Julie and Jason vow the same will not happen to them, whenever they should each happen to find the mate of their dreams. Problem is: Julie’s not getting younger. There’s no man in sight and she wants a baby. So Jason, a commitment-phobe who’s known for never sleeping with the same woman for longer than a week, hatches a plan, the kind of conceit they come up with in movies and then build the next two acts on, even though it wouldn’t fly for five seconds in real life: he and Julie will have a baby together, totally without ties. Just as parenting partners. Call it Parents Without Benefits.
One awkward insemination romp scene and pretty pregnancy montage later, and the baby is born. All goes according to plan. Julie and Jason not only do it right, they do it better. Living in separate apartments as they do, the lines are clear: they split the childcare 50/50 without argument, with one doing night duty while the other goes on date night.
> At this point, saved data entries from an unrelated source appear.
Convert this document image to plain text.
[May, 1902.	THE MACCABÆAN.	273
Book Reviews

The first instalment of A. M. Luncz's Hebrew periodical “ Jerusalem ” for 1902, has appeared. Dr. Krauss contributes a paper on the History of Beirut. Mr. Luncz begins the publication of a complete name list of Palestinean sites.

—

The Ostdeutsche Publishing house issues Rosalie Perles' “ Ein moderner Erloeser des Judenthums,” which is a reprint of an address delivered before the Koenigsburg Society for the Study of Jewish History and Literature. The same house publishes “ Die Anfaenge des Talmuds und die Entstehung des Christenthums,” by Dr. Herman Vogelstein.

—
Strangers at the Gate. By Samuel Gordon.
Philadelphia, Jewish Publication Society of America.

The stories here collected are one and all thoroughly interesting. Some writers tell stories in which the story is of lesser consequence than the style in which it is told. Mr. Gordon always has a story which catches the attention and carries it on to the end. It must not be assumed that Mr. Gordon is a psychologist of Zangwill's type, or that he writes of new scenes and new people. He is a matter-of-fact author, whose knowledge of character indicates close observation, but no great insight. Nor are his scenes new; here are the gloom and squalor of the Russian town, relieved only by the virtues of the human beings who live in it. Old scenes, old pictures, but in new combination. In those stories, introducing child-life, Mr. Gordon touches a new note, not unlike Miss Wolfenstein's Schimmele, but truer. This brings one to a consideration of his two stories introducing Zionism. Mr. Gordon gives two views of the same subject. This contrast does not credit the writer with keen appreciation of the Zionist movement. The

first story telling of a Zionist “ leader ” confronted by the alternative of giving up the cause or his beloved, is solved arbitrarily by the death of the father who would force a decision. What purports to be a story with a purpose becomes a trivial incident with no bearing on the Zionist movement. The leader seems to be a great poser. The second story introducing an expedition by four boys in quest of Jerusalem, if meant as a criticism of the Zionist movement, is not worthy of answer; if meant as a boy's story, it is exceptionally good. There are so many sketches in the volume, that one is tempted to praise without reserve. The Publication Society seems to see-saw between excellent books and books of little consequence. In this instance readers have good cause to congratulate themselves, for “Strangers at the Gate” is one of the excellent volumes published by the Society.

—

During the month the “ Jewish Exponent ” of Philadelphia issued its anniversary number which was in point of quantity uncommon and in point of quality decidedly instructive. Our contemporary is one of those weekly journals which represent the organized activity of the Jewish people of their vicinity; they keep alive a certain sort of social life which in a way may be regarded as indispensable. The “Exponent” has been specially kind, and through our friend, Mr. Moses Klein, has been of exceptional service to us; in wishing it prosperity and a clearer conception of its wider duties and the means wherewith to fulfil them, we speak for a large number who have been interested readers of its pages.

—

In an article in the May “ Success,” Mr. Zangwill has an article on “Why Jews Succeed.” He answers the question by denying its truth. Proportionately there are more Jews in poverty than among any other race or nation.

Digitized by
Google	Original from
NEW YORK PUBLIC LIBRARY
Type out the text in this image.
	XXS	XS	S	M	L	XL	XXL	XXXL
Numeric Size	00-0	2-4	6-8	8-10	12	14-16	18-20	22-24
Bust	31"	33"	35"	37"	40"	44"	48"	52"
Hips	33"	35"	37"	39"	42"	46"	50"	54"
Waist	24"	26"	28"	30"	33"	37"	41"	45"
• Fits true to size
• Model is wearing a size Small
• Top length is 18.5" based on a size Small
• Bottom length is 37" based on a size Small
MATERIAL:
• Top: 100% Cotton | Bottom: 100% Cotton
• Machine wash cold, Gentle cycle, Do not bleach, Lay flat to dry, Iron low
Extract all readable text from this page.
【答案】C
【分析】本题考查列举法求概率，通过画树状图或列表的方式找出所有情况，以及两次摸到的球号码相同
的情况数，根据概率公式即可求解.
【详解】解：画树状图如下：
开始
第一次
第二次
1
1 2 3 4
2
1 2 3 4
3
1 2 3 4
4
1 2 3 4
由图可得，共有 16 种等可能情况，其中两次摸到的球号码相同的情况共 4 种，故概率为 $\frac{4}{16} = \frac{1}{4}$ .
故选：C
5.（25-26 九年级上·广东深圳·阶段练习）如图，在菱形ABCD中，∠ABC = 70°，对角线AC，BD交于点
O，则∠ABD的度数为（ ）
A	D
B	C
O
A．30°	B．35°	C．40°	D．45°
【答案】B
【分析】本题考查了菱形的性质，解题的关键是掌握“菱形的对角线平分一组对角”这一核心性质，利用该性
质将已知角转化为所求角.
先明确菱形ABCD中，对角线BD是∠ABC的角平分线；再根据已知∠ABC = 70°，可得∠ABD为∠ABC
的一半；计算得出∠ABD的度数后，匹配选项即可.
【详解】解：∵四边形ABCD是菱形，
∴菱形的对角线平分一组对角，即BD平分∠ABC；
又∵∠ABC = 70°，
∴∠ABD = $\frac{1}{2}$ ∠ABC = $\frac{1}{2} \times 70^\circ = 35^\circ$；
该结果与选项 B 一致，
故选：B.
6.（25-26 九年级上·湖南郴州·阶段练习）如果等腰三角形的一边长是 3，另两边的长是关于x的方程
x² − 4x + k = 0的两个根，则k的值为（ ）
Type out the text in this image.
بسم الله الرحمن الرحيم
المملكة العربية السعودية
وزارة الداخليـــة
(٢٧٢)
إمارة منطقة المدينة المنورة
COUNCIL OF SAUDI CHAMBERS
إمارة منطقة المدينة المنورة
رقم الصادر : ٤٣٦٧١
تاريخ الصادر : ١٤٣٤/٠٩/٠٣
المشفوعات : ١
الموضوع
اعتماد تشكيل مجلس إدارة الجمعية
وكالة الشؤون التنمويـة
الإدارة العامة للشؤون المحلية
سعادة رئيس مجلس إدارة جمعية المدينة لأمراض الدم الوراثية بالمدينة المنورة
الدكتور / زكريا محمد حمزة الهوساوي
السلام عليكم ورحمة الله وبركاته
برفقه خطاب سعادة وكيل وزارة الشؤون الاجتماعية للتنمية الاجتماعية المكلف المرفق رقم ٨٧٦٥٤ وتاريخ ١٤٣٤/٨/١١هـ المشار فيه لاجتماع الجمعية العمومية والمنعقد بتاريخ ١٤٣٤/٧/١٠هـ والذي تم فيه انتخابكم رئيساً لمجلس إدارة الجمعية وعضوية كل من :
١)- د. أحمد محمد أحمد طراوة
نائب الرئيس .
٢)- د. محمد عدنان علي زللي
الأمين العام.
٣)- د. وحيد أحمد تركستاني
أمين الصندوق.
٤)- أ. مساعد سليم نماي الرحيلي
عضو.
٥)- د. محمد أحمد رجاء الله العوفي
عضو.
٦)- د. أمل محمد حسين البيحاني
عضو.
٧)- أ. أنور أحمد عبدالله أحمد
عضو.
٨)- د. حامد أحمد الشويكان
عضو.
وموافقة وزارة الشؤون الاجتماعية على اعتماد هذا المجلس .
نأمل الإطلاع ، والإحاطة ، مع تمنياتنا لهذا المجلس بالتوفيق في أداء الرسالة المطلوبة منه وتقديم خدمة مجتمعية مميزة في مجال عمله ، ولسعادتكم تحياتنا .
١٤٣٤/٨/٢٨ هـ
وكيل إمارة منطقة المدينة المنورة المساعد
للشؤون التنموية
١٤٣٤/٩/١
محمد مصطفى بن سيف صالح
And Julie is out there jogging well before the six week mark, “snapping” back into shape and assiduously doing kegels to make sure her innards do the same. At the five month mark, they give a brunch Martha Stewart would be proud of. Julie’s apartment is sparkling. The spread is sumptuous. Parents and baby are gorgeous. Their haggard married friends are flabbergasted. Julie and Jason make it look so easy. No wonder they’re so smug.
Much has been made of the “ensemble cast,” but Hamm, Rudolph, Wiig and O’Dowd (the latter three so wonderful inBridesmaids) are completely wasted in small and thankless roles. The men play varying degrees of one-dimensional cads and the Rudolph and Wiig characters are presented as sad sacks. Scott tries his best to infuse charm into a one-note character (Jason, an ad exec who is attracted only to women with long legs and giant boobs), but poor Wiig must spend her few brief scenes staring listless and depressed. Westfeldt has managed to make a dull movie from a very appealing and entertaining cast.
It goes without saying that Julie and Jason (and all their friends) have plenty of money, thus obviating the #1 source of parental stress. But here’s a bigger beef: forget about Julie and Jason’s sprawling multimillion dollar apartments on Riverside Drive (with fabulous kitchens and plentiful closet space). Although both parents work at glamorous, remunerative full-time jobs, there is never a single mention of childcare—and not a sight of a nanny or daycare. Nothing gets more ridiculously unrealistic than that.
Friends With Kids shows very little of the friends and almost nothing of the kids and that is to its detriment. This movie is a weird fantasy by someone who obviously knows little of parenthood. It’s not just that the script is rife with clichés (there is literally a moment when Jason stops in traffic and executes a U-turn to race back to fight for Julie’s heart). Never mind piddling details like the fact that he never would have found parking directly in front of Julie’s brownstone duplex in Fort Greene (a neighborhood where residents famously circle around for a full hour before finding parking) in the first place. When Jason screeches to a double park and runs up to the door and leans on the buzzer, right when their child has just fallen asleep, I snorted out loud—the first time I had come close to laughter in half an hour. What father in his right mind would do that? And what mother would open the door and fall into his arms, rather that kill him for waking the baby?
This is a full-press solo effort by Westerfeldt, who wrote, produced, directed (her first directorial effort) and stars. Unfortunately, she overextended herself and it shows. The romance is predictable and the comedy not very funny and the directing functional at best. As for the acting, the last third of the movie devolves into an endless series of close-ups of Westerfeldt’s own face, in which the expressions waver between sadly happy, sadly frustrated, sadly disappointed, sadly wistful and sadly sad. This is not the stuff of which romantic comedies are sustained. Too much of the story falls on Westfeldt’s slim shoulders. She would have done far better to hand out more lines to her talented friends.